Ms.Representation: Children of hell

This weekly column is a rumination on how women are portrayed in cinema and this week it is about Majid Majidi's portrayal of women in Beyond the Clouds
Ms.Representation: Children of hell

It has been a hard couple of months for women in India. Brutal stories of rape, even little girls haven’t been spared, are everywhere we look. Watching Majid Majidi’s Beyond the Clouds, in this context made me wonder if, in fact, the world has begun to see the Indian woman’s experience as one that is inextricably linked to the larger rape culture that has, at last, refused to stay under the carpet and is now leaking, stinking up our collective conscience.

I couldn’t help but compare the film to Kaaka Muttai for the way it positions the innocence of children against the big bad world out there, fragile things that could break any minute now. Indeed, many a subcontinent director has captured the human story at the heart of the chawl or the Thideer Nagars that pop up in our cities. Though I couldn’t make up my mind about this one thing – whether Majidi was paying a tribute to all those films, already made, with the ‘akka’ sentiment, exploitation at the hands of traffickers who buy young girls for prostitution, adolescent boys forced to sell drugs, men who try to rape women, and women who hit them and end up in jail, and mothers dying in jail… or if I was the victim of clichés. “I have already seen this,” I said to myself. From Visu to Mani Ratnam. This isn’t to say no one should make movies about all of these, but just that nuance was amiss. It was as if a broad canvas had been populated by the clichés we have seen about the poor, especially in Mumbai. I wondered how they felt about this, even as they continued to set an example for slums all over the world making sure their kids get a great education, and as youngsters quit well-paying jobs to teach the kids out there.
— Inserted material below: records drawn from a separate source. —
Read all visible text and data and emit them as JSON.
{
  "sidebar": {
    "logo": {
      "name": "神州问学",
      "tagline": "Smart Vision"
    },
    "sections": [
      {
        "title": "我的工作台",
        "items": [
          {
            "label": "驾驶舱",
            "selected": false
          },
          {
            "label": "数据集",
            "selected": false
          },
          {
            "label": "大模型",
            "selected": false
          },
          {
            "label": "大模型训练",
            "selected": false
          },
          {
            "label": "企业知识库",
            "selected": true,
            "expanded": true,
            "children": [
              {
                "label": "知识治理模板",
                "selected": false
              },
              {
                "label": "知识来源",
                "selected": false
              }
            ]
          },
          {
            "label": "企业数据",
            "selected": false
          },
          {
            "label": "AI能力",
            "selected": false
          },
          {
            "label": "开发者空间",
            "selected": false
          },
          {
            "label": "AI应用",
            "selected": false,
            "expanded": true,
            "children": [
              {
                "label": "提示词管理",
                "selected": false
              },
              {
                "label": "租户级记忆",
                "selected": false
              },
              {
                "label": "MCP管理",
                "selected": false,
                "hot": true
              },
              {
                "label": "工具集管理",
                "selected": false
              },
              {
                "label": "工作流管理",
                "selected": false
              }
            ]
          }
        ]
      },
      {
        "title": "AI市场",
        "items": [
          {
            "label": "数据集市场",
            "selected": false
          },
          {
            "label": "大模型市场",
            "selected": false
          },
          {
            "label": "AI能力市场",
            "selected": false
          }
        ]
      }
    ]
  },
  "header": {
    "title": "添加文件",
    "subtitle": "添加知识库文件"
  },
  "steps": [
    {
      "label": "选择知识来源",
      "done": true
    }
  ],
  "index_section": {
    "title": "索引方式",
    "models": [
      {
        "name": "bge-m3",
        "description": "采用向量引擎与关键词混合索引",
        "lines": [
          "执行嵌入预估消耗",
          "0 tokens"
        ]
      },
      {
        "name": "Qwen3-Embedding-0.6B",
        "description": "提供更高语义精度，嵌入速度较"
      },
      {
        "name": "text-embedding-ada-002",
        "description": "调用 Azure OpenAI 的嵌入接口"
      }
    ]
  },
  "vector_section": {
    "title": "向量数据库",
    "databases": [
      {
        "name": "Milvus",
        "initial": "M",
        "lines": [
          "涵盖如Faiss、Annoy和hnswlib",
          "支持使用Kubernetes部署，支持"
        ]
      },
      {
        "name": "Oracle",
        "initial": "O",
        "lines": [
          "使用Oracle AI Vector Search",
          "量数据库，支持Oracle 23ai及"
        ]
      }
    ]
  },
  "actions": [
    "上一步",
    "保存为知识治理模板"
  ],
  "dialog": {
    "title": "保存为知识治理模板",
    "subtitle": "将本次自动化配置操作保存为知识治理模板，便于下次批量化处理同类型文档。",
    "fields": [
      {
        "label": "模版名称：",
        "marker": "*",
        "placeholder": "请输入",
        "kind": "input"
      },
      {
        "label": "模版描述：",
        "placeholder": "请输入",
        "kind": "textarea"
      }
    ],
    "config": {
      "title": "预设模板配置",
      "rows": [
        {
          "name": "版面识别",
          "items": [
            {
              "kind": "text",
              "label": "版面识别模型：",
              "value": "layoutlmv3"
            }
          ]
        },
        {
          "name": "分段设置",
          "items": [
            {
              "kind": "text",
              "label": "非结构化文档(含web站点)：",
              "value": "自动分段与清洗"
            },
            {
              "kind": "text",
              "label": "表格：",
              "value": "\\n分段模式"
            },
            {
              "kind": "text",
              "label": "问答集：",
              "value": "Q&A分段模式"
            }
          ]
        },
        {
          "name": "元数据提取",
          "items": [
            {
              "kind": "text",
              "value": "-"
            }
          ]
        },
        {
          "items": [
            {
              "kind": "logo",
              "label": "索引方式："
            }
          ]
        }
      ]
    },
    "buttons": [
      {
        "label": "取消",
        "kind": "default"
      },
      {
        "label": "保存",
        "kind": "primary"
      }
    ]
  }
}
What I did like, of course, was the fact that apart from Ishaan Khatter, who plays Amir, and the little boy Chotu in jail, the film belonged entirely to its female cast. Be it Malavika Mohanan as Tara or the veteran actor GV Sharada as Jhumpa (I did a double take when I heard that. Which Tamil paati is named Jhumpa?), or the kids Asha and Tanisha, with whom Majidi creates some typical magic. And that magic is special. Be it when the kids and Amir (inside whom despite life’s hardships a kid awaits) take over a wall and draw on it with crayons in a manner most delightful, or when Amir traces the trio’s (Paati, Asha and Tanisha) silhouette against a wall, or dances to Muqqala Muqqabla…

While Tara’s outbursts felt a tad over the top, Amir breaking the news to Paati and her little gang, even as we do not see them at all, about Akshi’s assault on his sister, and Paati’s subsequent reaction are all poignant. They showcase how the extremes of outbursts and stoic silences can be used to convey what endless chatter cannot. Jhumpa’s understated reaction is wonderful and what she does subsequently showcases the difference between the young and the old – especially older women. They may not know how to navigate the new world, buy medicines or talk English, but navigate they can worlds of morality. 

Beyond the Clouds was a mixed bag; there was enough goodness in there for one to pick and choose, and yet somehow, the satisfaction of having watched something truly ‘cinematic’ was always out of one’s grasp, despite all that it did for its women.